С чемоданом в руках Стос спустился в ангар, поднялся на борт Мони и, взяв управление челноком в свои руки, тотчас покинул Люстрин. Осмотревшись вокруг, он быстро рассчитал курс и полетел к Земле. Минут через пять притихший Моня негромко доложил ему:
— Стос, Люстрин набирает скорость. Если хочешь, я выйду с ним на связь и попрошу не торопиться. Тогда ты сможешь легко догнать его.
— А на хрена, спрашивается? — Поинтересовался совершенно спокойным голосом Стос и сказал ему с улыбкой — Парень, я никогда, никого и никуда за член не тащил раньше и не собираюсь делать этого сейчас. Хотят быть звёздными туристами? Ну, так флаг им в руки, барабан на шею, медаль на грудь и попутного ветра в задницу, а мы с тобой вернёмся на Землю и будем там зарабатывать себе орден Сутулого третьей группы с закруткой на спине. Поверь, работы нам с тобой надолго хватит. Рустам хорошее дело затеял, давать пиплу второй шанс, глядишь и нам с ним удастся найти хотя бы с десяток толковых ребят, но в любом случае я никого не стану удерживать на Земле насильно. Хотя Изя и засранец, намерения у него вполне благие, создать где-то во Вселенной колонию землян. Когда-нибудь и она пригодится. Вилли стал Хранителем Сиспилы, а мне, видно, суждено стать Хранителем Земли. Ну, что же, думаю, что я и с этим как-нибудь справлюсь. Больше ведь некому.

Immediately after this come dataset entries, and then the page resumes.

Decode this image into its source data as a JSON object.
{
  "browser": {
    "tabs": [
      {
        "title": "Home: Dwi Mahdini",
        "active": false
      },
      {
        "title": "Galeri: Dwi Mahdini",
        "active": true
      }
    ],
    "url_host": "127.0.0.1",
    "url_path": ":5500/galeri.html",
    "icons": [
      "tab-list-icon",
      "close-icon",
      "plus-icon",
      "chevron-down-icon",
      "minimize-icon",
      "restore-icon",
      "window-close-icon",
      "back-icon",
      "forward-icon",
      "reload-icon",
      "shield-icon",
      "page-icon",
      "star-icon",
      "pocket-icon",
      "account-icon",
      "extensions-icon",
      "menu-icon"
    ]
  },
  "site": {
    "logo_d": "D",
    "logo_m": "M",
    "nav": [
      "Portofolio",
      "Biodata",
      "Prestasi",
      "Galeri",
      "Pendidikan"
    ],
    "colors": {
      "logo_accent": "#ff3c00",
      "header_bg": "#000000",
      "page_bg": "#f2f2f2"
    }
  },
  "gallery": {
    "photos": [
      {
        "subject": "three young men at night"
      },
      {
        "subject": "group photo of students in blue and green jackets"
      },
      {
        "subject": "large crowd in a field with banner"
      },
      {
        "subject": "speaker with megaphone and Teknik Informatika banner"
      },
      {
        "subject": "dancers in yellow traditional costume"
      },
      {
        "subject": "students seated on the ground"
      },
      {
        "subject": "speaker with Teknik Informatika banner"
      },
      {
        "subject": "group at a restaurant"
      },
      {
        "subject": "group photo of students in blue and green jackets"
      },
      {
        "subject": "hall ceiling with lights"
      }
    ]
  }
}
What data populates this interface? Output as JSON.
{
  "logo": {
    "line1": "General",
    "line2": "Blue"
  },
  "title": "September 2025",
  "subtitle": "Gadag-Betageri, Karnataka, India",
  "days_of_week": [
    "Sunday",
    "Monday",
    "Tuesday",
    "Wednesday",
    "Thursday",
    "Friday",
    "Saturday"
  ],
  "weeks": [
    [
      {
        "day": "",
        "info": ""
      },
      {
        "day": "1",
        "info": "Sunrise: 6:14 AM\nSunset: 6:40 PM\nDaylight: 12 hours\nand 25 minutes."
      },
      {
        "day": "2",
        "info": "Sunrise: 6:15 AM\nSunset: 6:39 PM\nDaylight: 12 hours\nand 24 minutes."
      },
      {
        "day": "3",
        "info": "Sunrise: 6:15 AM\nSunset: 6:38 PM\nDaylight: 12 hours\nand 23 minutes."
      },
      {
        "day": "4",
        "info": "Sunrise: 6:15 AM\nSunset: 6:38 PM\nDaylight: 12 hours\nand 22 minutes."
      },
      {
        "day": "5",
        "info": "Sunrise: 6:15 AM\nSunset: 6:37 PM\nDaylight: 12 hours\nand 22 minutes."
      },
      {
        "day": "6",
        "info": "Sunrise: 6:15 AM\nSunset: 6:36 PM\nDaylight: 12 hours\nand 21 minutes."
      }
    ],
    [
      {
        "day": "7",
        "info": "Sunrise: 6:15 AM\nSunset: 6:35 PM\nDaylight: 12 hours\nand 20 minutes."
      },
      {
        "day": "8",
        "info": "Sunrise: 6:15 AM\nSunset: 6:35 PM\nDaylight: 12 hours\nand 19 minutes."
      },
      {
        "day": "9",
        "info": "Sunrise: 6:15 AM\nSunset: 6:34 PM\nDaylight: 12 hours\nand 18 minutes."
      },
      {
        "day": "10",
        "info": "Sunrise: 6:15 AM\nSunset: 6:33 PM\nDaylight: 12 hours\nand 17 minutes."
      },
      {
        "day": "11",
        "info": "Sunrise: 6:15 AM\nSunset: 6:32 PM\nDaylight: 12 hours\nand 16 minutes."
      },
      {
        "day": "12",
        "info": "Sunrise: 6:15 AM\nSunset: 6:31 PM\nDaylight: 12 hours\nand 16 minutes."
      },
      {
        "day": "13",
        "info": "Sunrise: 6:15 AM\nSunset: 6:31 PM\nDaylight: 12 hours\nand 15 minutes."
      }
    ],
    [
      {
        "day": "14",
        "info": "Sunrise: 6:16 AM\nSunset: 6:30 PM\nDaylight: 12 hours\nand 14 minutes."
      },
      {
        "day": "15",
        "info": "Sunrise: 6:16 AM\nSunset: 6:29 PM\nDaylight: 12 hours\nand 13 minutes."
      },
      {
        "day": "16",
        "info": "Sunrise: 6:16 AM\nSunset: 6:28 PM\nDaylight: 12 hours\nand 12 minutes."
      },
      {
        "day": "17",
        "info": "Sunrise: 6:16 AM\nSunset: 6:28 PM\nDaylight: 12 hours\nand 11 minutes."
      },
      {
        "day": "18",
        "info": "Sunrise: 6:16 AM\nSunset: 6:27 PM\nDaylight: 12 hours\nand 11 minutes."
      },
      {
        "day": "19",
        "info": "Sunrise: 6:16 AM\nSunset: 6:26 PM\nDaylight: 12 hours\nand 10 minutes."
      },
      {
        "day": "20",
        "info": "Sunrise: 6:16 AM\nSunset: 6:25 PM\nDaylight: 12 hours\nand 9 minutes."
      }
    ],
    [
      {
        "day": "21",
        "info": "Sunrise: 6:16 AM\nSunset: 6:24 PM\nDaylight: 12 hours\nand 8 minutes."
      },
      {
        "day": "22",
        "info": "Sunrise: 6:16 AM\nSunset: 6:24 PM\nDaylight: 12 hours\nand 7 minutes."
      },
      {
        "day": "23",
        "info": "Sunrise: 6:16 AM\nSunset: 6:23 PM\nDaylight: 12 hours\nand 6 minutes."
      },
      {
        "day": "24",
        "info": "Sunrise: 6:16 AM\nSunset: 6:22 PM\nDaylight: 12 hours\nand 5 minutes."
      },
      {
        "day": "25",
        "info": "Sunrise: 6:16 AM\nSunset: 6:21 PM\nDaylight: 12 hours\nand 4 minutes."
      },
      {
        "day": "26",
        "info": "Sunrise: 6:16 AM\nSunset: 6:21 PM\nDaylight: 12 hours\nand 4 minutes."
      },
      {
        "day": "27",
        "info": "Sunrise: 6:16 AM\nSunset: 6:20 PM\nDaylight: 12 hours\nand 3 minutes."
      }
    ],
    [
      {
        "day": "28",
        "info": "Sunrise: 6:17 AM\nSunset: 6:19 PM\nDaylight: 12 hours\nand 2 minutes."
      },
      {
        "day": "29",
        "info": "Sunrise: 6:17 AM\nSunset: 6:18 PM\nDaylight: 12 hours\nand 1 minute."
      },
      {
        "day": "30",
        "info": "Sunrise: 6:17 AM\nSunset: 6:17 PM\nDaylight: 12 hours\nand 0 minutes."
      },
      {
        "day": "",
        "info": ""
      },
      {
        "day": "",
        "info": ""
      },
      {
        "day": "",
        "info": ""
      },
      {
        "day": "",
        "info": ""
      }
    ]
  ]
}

Через четыре с лишним часа челнок плавно вошел в атмосферу Земли над Атлантикой и ни разу не свернув с курса, незадолго до полудня приземлился прямо на широкой, покрытой прекрасным газоном, безлюдной по случаю жары улице возле коттеджа, в котором когда-то жили Стос и Лулуаной. Выбравшись из челнока, Стос велел Моне подождать и пошел к здоровенному типу, сидевшему в шезлонге на широкой веранде его бывшего дома с банкой пива в руке. Это был Мишель Атеи, староста самой большой деревни Тумареа. Лениво кивнув головой в ответ на приветствие Стоса, он подтащил второй шезлонг, достал из холодильника еще одну банку пива и сказал:
— Садись, парень, попей пивка после дальней дороги. Я знал, что ты рано или поздно вернёшься и потому держал твой дом свободным. Мой Ратунеи ещё три часа назад сообщил мне, что ты держишь путь к нашему острову, так что девочки уже прибрались в твоём доме.
Часть вторая. Вторжение
Глава первая. Хоспис под пальмами
Стояла удушающая жара. Полуденное солнце палило нещадно и воздух над аэродромом в Кубинке, густо напитанный запахами самолётного топлива, масла, резины и пластика, сделался густым и вязким, словно кисель. На самом краю аэродрома, вдали от ангаров и военных самолётов, за колышущимся маревом виднелся довольно миленький на вид объект совершенно невоенного назначения. Яркий, нарядный, бело-голубой расцветки, представляющий из себя большущий шатёр вроде цирка-шапито, только не круглый, а прямоугольный и малость пониже.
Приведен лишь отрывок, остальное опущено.